Machine Learning

Meta Learning

Meta-learning is a type of machine learning that focuses on learning how to learn from a given set of tasks, to apply the acquired knowledge to new tasks and domains. Deep learning's long-tailed problem refers to imbalanced class distributions in datasets, where minority classes have limited samples. This can hinder model performance and fairness. Our lab research innovative techniques to address this issue, aiming to improve accuracy for underrepresented classes. We explore data augmentation, adaptive loss functions, and advanced learing algorithms.

Vision-Language Model

Vision-Language Model is an AI technique that combines the ability to process images and written text. It can "see" and "read" simultaneously, analyzing images to recognize objects and scenes while understanding and generating natural language descriptions or answers based on the visual input.
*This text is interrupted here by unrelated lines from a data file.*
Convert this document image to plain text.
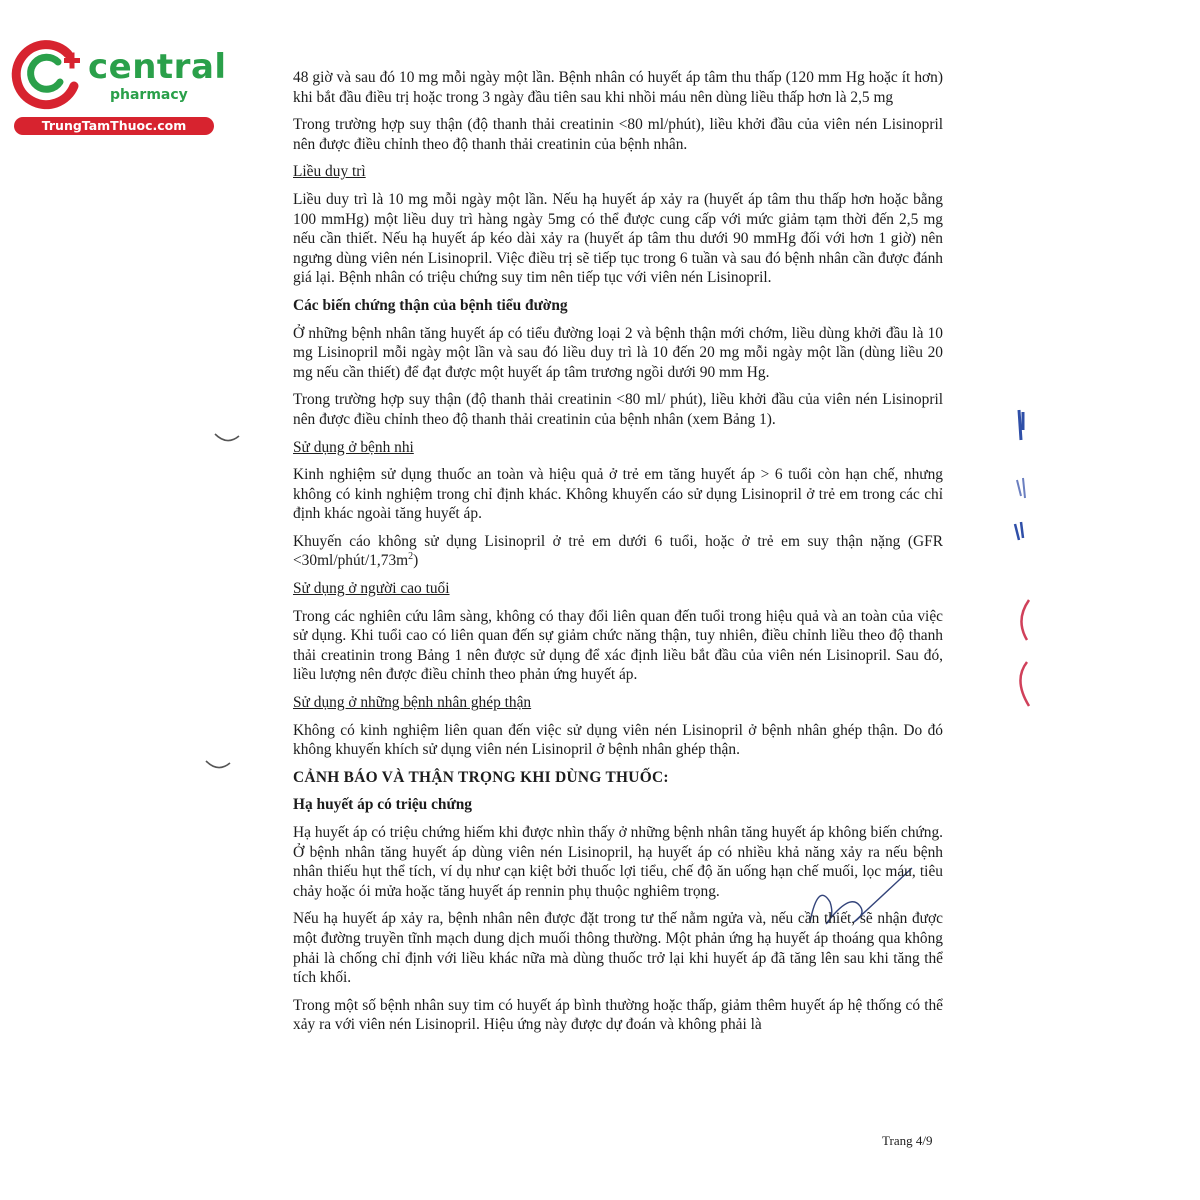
central
pharmacy
TrungTamThuoc.com

48 giờ và sau đó 10 mg mỗi ngày một lần. Bệnh nhân có huyết áp tâm thu thấp (120 mm Hg hoặc ít hơn) khi bắt đầu điều trị hoặc trong 3 ngày đầu tiên sau khi nhồi máu nên dùng liều thấp hơn là 2,5 mg

Trong trường hợp suy thận (độ thanh thải creatinin <80 ml/phút), liều khởi đầu của viên nén Lisinopril nên được điều chỉnh theo độ thanh thải creatinin của bệnh nhân.

Liều duy trì

Liều duy trì là 10 mg mỗi ngày một lần. Nếu hạ huyết áp xảy ra (huyết áp tâm thu thấp hơn hoặc bằng 100 mmHg) một liều duy trì hàng ngày 5mg có thể được cung cấp với mức giảm tạm thời đến 2,5 mg nếu cần thiết. Nếu hạ huyết áp kéo dài xảy ra (huyết áp tâm thu dưới 90 mmHg đối với hơn 1 giờ) nên ngưng dùng viên nén Lisinopril. Việc điều trị sẽ tiếp tục trong 6 tuần và sau đó bệnh nhân cần được đánh giá lại. Bệnh nhân có triệu chứng suy tim nên tiếp tục với viên nén Lisinopril.

Các biến chứng thận của bệnh tiểu đường

Ở những bệnh nhân tăng huyết áp có tiểu đường loại 2 và bệnh thận mới chớm, liều dùng khởi đầu là 10 mg Lisinopril mỗi ngày một lần và sau đó liều duy trì là 10 đến 20 mg mỗi ngày một lần (dùng liều 20 mg nếu cần thiết) để đạt được một huyết áp tâm trương ngồi dưới 90 mm Hg.

Trong trường hợp suy thận (độ thanh thải creatinin <80 ml/ phút), liều khởi đầu của viên nén Lisinopril nên được điều chỉnh theo độ thanh thải creatinin của bệnh nhân (xem Bảng 1).

Sử dụng ở bệnh nhi

Kinh nghiệm sử dụng thuốc an toàn và hiệu quả ở trẻ em tăng huyết áp > 6 tuổi còn hạn chế, nhưng không có kinh nghiệm trong chỉ định khác. Không khuyến cáo sử dụng Lisinopril ở trẻ em trong các chỉ định khác ngoài tăng huyết áp.

Khuyến cáo không sử dụng Lisinopril ở trẻ em dưới 6 tuổi, hoặc ở trẻ em suy thận nặng $(GFR <30ml/phút/1,73m^2)$

Sử dụng ở người cao tuổi

Trong các nghiên cứu lâm sàng, không có thay đổi liên quan đến tuổi trong hiệu quả và an toàn của việc sử dụng. Khi tuổi cao có liên quan đến sự giảm chức năng thận, tuy nhiên, điều chỉnh liều theo độ thanh thải creatinin trong Bảng 1 nên được sử dụng để xác định liều bắt đầu của viên nén Lisinopril. Sau đó, liều lượng nên được điều chỉnh theo phản ứng huyết áp.

Sử dụng ở những bệnh nhân ghép thận

Không có kinh nghiệm liên quan đến việc sử dụng viên nén Lisinopril ở bệnh nhân ghép thận. Do đó không khuyến khích sử dụng viên nén Lisinopril ở bệnh nhân ghép thận.

CẢNH BÁO VÀ THẬN TRỌNG KHI DÙNG THUỐC:

Hạ huyết áp có triệu chứng

Hạ huyết áp có triệu chứng hiếm khi được nhìn thấy ở những bệnh nhân tăng huyết áp không biến chứng. Ở bệnh nhân tăng huyết áp dùng viên nén Lisinopril, hạ huyết áp có nhiều khả năng xảy ra nếu bệnh nhân thiếu hụt thể tích, ví dụ như cạn kiệt bởi thuốc lợi tiểu, chế độ ăn uống hạn chế muối, lọc máu, tiêu chảy hoặc ói mửa hoặc tăng huyết áp rennin phụ thuộc nghiêm trọng.

Nếu hạ huyết áp xảy ra, bệnh nhân nên được đặt trong tư thế nằm ngửa và, nếu cần thiết, sẽ nhận được một đường truyền tĩnh mạch dung dịch muối thông thường. Một phản ứng hạ huyết áp thoáng qua không phải là chống chỉ định với liều khác nữa mà dùng thuốc trở lại khi huyết áp đã tăng lên sau khi tăng thể tích khối.

Trong một số bệnh nhân suy tim có huyết áp bình thường hoặc thấp, giảm thêm huyết áp hệ thống có thể xảy ra với viên nén Lisinopril. Hiệu ứng này được dự đoán và không phải là

Trang 4/9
These models are trained using paired image and text data, learning to understand the relationships between visuals and their corresponding textual descriptions. Vision-Language Models have applications in image captioning, visual question answering, and aiding individuals with visual impairments, enabling computers to better comprehend and communicate about the visual world.

Medical Image Processing

In particular, efforts related to the applications of computer vision, virtual reality, and robotics to biomedical imaging problems are the focus of this project, which is centered on new research in the area of medical and biological image analysis. The study team is considering methods that make use of biomedical image datasets at all spatial scales, from molecular and cellular imaging to tissue and organ imaging. Although not restricted to these, the typical biomedical image datasets of interest include those obtained from: magnetic resonance, ultrasound, computed tomography, nuclear medicine, X-ray, optical and confocal microscopy video, and range data images. We concentrate on 3D medical detection and segmentation, as well as classification, detection, segmentation, instance segmentation, and panoptic segmentation of various biomarkers in medical images.

3D Generative Models

A neural field is a continuous neural implicit representation and represents scenes or objects fully or partially with a neural network. For each position in 3D space, the neural network maps its related features (e.g., coordinate) to the attributes (e.g., an RGB value). Neural fields are able to represent 3D scenes or objects in arbitrary resolution and unknown or complex topology due to their continuity in representation Besides, compared to the 3D generative models using VAEs and GANs representations, only the parameters of the neural network are required to store, resulting in lower memory consumption compared to other representations.

Virtual Try-on

Virtual try-on is a narrow research branch of the Generative Adversarial Network and Diffusion Model. However, in order to perform the Virtual try-on problem, there are other subproblems that need to be worked on, such as image segmentation or pose estimation, and many more subproblems.